Exhibition Dates: October 2 – December 19, 2009
In 1948, inspired by the work of photographer Cartier Bresson, and the emerging work of photo-journalist W. Eugene Smith, Don Normark went searching for a subject matter other than the advertising assignments given by his school, The Art Center, in Los Angeles. He happened upon Chavez Ravine, an area of three Mexican-American neighborhoods less than two miles from Los Angeles City Hall. He felt at one with the lively simplicity of these communities that offered a retreat from the gritty city of L.A. He befriended individuals as he photographed their faces, focused on their embrace of daily life, finding sweet, empathic moments of expression that monumentalized their resilient and timeless existence.

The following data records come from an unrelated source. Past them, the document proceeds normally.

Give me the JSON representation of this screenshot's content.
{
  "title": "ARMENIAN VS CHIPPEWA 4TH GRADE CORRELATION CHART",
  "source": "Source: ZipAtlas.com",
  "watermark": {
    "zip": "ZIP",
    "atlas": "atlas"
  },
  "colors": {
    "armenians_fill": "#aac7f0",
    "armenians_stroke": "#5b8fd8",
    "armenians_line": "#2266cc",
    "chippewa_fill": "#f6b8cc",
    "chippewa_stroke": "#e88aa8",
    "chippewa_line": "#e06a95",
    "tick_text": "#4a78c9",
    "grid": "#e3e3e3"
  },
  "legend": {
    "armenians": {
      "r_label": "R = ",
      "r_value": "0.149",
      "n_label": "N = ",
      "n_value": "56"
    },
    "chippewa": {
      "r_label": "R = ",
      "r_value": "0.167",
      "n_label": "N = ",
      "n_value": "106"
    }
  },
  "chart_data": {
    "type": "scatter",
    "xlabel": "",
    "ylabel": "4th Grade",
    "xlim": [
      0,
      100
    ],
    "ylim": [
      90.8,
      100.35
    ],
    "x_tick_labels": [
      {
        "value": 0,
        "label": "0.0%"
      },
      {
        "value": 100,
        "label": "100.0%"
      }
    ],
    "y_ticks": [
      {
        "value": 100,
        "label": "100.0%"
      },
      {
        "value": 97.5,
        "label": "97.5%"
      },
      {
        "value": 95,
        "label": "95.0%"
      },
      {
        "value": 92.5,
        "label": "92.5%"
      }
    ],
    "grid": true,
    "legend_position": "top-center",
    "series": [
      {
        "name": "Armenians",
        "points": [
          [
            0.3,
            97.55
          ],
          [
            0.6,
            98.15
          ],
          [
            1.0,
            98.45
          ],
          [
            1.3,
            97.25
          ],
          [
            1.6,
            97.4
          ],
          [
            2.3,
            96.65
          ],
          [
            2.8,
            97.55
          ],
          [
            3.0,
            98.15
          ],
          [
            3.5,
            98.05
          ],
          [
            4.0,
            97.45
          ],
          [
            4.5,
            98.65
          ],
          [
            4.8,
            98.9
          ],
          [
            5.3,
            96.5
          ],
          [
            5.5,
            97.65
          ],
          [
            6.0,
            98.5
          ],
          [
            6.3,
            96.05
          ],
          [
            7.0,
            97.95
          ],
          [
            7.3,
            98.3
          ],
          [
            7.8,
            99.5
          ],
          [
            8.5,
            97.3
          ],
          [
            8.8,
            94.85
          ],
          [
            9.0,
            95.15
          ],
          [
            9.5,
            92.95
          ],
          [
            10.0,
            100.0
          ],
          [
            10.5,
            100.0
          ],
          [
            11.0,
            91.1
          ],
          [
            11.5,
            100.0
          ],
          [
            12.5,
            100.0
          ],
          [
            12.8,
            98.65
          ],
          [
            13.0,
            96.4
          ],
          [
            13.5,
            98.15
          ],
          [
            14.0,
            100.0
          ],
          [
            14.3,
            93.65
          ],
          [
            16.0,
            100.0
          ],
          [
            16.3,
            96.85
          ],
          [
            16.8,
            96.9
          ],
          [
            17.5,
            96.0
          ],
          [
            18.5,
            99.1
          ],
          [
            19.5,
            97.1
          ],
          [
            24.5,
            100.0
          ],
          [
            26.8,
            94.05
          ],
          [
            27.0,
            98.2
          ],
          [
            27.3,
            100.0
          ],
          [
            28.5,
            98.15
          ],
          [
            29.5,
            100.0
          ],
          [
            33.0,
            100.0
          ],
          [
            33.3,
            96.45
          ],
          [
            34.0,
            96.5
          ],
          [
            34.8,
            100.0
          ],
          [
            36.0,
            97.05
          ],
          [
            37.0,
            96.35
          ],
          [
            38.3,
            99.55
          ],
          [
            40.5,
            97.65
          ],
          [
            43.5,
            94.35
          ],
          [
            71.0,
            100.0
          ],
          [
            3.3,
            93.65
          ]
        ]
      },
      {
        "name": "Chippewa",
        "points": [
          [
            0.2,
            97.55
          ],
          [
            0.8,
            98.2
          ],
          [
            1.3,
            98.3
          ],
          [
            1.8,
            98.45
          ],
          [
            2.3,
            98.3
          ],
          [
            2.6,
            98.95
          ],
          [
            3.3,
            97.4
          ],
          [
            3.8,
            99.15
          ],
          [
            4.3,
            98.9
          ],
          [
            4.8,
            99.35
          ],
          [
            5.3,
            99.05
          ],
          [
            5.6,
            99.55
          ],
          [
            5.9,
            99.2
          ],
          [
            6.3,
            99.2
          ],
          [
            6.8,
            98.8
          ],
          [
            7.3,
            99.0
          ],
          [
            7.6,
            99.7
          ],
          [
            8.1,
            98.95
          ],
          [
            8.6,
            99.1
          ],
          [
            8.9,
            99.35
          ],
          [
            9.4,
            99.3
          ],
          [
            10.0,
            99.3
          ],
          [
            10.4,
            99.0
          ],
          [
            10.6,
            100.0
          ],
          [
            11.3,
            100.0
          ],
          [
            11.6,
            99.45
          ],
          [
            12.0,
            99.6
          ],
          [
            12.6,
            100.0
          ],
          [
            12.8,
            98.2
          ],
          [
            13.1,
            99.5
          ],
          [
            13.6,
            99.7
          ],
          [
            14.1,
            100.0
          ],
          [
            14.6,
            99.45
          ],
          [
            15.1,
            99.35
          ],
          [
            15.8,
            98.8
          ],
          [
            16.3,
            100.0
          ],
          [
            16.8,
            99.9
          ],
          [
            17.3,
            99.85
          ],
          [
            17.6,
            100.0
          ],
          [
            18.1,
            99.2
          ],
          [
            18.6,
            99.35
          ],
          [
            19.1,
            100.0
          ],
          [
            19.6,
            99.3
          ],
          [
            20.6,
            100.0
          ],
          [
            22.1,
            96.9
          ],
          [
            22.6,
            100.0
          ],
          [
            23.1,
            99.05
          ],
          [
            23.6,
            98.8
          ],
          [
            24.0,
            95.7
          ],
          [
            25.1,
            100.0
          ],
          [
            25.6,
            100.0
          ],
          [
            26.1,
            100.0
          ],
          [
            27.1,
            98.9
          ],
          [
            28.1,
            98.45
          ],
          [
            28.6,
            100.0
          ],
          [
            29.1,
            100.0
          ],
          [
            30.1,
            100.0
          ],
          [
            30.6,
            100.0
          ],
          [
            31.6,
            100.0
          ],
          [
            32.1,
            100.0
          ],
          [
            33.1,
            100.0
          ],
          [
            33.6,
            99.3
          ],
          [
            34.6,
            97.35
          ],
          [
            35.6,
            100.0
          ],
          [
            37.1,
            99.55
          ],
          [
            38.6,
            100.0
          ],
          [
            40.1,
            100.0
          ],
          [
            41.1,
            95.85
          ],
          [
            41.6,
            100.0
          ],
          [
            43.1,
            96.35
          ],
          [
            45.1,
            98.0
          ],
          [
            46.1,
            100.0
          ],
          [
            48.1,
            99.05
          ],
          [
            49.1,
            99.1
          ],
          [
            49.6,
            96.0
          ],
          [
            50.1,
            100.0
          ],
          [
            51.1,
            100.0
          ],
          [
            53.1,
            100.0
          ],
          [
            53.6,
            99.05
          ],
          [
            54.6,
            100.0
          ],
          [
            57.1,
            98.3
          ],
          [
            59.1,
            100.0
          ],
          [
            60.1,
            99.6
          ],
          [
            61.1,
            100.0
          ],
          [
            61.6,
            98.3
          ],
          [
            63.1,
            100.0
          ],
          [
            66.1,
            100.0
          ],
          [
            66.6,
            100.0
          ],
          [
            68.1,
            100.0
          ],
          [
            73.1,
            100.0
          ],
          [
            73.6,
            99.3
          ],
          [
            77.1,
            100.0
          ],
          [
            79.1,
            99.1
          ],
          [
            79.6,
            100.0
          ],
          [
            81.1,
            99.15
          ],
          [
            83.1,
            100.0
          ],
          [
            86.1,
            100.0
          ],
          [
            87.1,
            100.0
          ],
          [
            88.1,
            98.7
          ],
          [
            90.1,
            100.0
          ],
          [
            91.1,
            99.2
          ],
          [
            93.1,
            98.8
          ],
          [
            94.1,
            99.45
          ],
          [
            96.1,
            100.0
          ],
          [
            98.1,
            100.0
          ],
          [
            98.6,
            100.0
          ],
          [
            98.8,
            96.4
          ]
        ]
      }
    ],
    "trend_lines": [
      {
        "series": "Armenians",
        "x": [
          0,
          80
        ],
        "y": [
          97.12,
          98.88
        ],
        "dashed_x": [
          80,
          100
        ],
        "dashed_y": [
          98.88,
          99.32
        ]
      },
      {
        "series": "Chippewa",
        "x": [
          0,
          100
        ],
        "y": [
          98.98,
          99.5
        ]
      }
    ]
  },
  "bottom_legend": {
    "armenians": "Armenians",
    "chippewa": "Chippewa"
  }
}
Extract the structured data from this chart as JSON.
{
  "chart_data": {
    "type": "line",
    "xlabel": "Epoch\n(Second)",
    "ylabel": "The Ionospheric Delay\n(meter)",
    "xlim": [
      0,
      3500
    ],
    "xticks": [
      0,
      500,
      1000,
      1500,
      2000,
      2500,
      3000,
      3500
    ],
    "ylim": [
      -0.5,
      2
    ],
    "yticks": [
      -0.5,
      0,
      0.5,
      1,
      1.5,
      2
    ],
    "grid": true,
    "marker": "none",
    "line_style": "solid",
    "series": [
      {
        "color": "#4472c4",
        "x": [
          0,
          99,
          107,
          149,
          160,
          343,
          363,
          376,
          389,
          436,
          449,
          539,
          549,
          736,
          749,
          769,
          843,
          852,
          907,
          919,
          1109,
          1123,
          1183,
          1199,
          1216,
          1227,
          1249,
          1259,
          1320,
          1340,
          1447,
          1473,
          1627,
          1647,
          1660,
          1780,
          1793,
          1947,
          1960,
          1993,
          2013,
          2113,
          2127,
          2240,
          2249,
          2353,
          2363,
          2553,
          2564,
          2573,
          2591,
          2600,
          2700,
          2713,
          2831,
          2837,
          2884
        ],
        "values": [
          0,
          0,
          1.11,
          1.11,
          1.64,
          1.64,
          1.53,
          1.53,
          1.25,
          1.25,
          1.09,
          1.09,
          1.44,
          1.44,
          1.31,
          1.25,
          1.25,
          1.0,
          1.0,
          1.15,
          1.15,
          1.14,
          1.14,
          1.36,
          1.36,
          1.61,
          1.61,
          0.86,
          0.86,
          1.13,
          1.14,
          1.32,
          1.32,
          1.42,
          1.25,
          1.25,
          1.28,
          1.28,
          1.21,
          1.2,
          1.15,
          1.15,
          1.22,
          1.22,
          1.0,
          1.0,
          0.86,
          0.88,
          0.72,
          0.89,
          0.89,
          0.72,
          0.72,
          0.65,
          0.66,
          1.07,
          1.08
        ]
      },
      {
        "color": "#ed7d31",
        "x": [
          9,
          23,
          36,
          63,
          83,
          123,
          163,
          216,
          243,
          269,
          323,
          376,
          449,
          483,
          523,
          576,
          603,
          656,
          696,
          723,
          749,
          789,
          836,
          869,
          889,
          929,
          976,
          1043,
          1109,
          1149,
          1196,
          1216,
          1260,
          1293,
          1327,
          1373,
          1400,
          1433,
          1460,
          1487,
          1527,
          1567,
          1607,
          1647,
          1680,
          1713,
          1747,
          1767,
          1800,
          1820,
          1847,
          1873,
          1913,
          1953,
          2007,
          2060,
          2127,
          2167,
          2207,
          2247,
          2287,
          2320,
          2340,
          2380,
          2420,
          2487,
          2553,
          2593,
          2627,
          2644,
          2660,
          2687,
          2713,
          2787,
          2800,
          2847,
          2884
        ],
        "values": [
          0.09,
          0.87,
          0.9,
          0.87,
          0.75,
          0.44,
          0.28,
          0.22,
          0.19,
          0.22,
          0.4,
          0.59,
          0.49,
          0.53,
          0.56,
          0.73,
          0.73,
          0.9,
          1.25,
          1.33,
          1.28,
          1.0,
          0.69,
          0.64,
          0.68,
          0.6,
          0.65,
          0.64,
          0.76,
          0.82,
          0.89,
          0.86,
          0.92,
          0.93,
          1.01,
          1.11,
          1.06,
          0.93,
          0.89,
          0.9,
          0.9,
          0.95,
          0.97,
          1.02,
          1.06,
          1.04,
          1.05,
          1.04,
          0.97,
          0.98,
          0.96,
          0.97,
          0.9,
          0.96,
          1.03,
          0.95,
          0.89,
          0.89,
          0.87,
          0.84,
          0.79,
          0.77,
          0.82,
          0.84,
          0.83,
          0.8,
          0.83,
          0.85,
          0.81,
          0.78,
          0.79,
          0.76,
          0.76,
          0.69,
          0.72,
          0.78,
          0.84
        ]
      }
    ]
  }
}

The year after Normark made his photographs, the city, using the power of eminent domain, evicted all residents of the ravine to make way for low-cost housing. The next city council, steeped in the McCarthy era, thought that low-cost housing sounded like creeping Socialism, and canceled the housing contracts. The land, instead, was given to Walter O’Malley, who was seeking a new home for the Brooklyn Dodgers, the stadium, that now occupies the land. The people of the ravine still meet once a year for an annual dance and picnic, to salute their lost communities, and to honor their lives. Normark’s photographs of the once beautiful ravine and its people, stand as a testament to the community that once flourished on ‘this land.’